China’s expansionist ambitions in the Indo-Pacific region are bound to die an excruciating death if Indonesia can succeed in its fresh maritime claims. As per local-language media, Ambassador Triansyah Djani, Permanent Representative of the Republic of Indonesia to the UN, has submitted a proposal for extending its Continental Shelf.
Indonesia wants to expand its Continental Shelf to the Southwest of the Sumatra Island. Its submission before the UN covers an area of 211,397.7 square km. This is a crucial development as it can choke Chinese trade with Europe, and also block hydrocarbons supply to the Communist nation from the energy-rich Middle East. Also, Sumatra’s Southwestern coastline is the entry point into the Indian Ocean Region.
Now, if Indonesia’s claim is accepted, China will suddenly find its Indian Ocean Region and trading interests imperilled. The process of expanding the Continental Shelf requires the formal claim to be proven technically and legally before the United Nations Commission on the Limit of the Continental Shelf (UN-CLCS). The entire process is a part of the claimant country’s rights under the United Nations Convention on the Law of the Sea (UNCLOS), 1982.
As a general rule, a country’s Exclusive Economic Zone (EEZ) or Continental Shelf is spread over a distance of 200 nautical miles from the coastal nation’s baseline. But it can be further extended upto a distance of 350 nautical miles if the claimant can prove that the area being claimed is a natural extension of its mainland.
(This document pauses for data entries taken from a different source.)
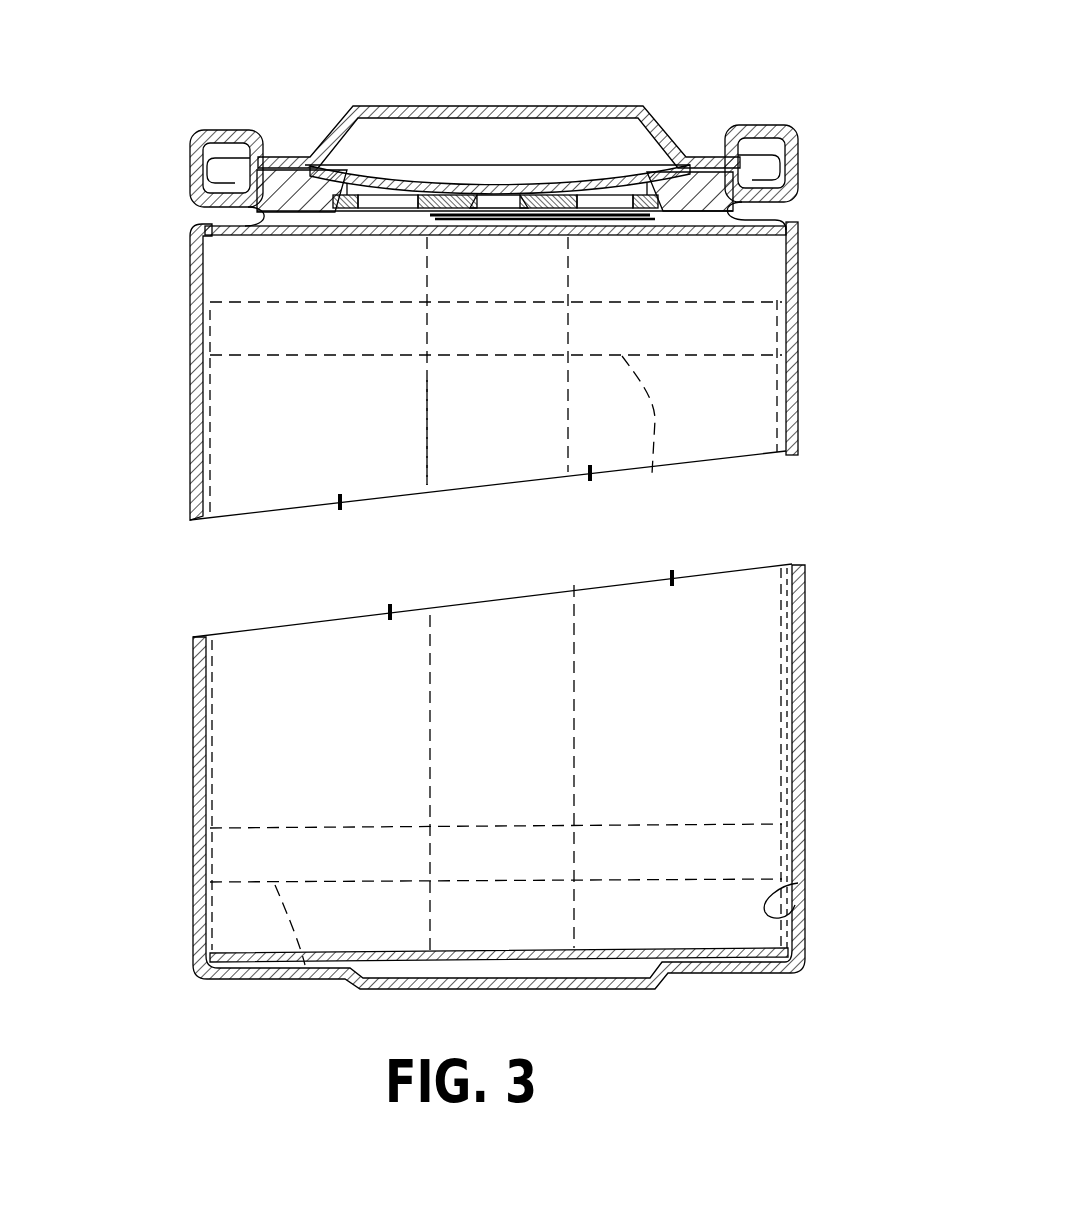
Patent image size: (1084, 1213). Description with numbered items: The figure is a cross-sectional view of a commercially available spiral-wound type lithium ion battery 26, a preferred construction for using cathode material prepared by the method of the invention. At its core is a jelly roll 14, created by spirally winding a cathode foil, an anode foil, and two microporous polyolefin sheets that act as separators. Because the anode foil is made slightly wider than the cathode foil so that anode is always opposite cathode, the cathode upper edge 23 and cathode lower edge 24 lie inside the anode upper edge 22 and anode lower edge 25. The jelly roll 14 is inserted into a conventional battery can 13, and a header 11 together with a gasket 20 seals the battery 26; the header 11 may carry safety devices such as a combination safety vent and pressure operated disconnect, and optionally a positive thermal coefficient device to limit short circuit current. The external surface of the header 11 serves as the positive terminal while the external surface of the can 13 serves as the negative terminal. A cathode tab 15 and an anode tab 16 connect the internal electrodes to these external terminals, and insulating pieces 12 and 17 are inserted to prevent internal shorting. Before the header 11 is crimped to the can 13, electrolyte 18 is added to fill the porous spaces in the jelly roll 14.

The header 11 is at (499, 108).
The insulating piece 12 is at (800, 222).
The battery can 13 is at (797, 340).
The jelly roll 14 is at (744, 423).
The cathode tab 15 is at (427, 470).
The anode tab 16 is at (798, 883).
The insulating piece 17 is at (805, 950).
The electrolyte 18 is at (753, 655).
The gasket 20 is at (790, 148).
The anode upper edge 22 is at (245, 303).
The cathode upper edge 23 is at (657, 444).
The cathode lower edge 24 is at (272, 828).
The anode lower edge 25 is at (303, 985).
The battery 26 is at (211, 124).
From a strategic perspective, China would be hoping that Indonesia fails in proving its fresh claim. It is well-known that presently Chinese trade hinges on the Strait of Malacca- a narrow chokepoint between the Malay and Sumatra Islands that connects the Indian Ocean with the South China Sea. Beijing imports 80 per cent of its fuel consumption via through the Strait of Malacca and the Indian Ocean.
As such, China suffers a ‘Malacca dilemma’, because of the Indian Navy’s growing influence in the Indian Ocean Region and its undisputed ability to block the Strait of Malacca. India can literally choke the Chinese economy with its growing naval power.
This is where Indonesia’s move to extend to its Continental Shelf becomes extremely critical. China’s commercial and military operations are expected to shift towards the Sunda Strait, that is between Sumatra and Java, if and when New Delhi starts to poke the paper dragon near the Strait of Malacca.
However, now Beijing would suddenly realise that Sunda Strait isn’t going to be a cakewalk either if the Indonesian government can expand its Continental Shelf. Consequently, India’s Malacca leverage over the Chinese economy will also go up rapidly.
For the Chinese People’s Liberation Army Navy also, it would be quite a setback. China is presently a Green-water Navy, incapable of exercising influence far beyond its littoral zones. Yet, China keeps looking at Blue-water Navy ambitions, which is why the PLA Navy has been looking to exercise more influence in the Indian Ocean Region.
The PLA Navy keeps conducting underwater surveys of the routes connecting the Indian Ocean and the South China Sea. Beijing wants to use this information for the PLA Navy submarines transiting through this area. In the past two years, at least three Chinese ocean glider-type unmanned undersea vehicles, have been found in Indonesian waters.
Now, if Indonesia can assert greater control over the entry point of the Indian Ocean and the Sunda Strait, the PLA Navy would find it difficult to assess the routes connecting the Indian Ocean and the South China Sea. On a whole, Chinese influence in the Indian Ocean Region would go down.
Indonesia’s latest claim to expand its Continental Shelf could thus prove to be a huge strategic shock for China, further aggravating Beijing’s Malacca dilemma.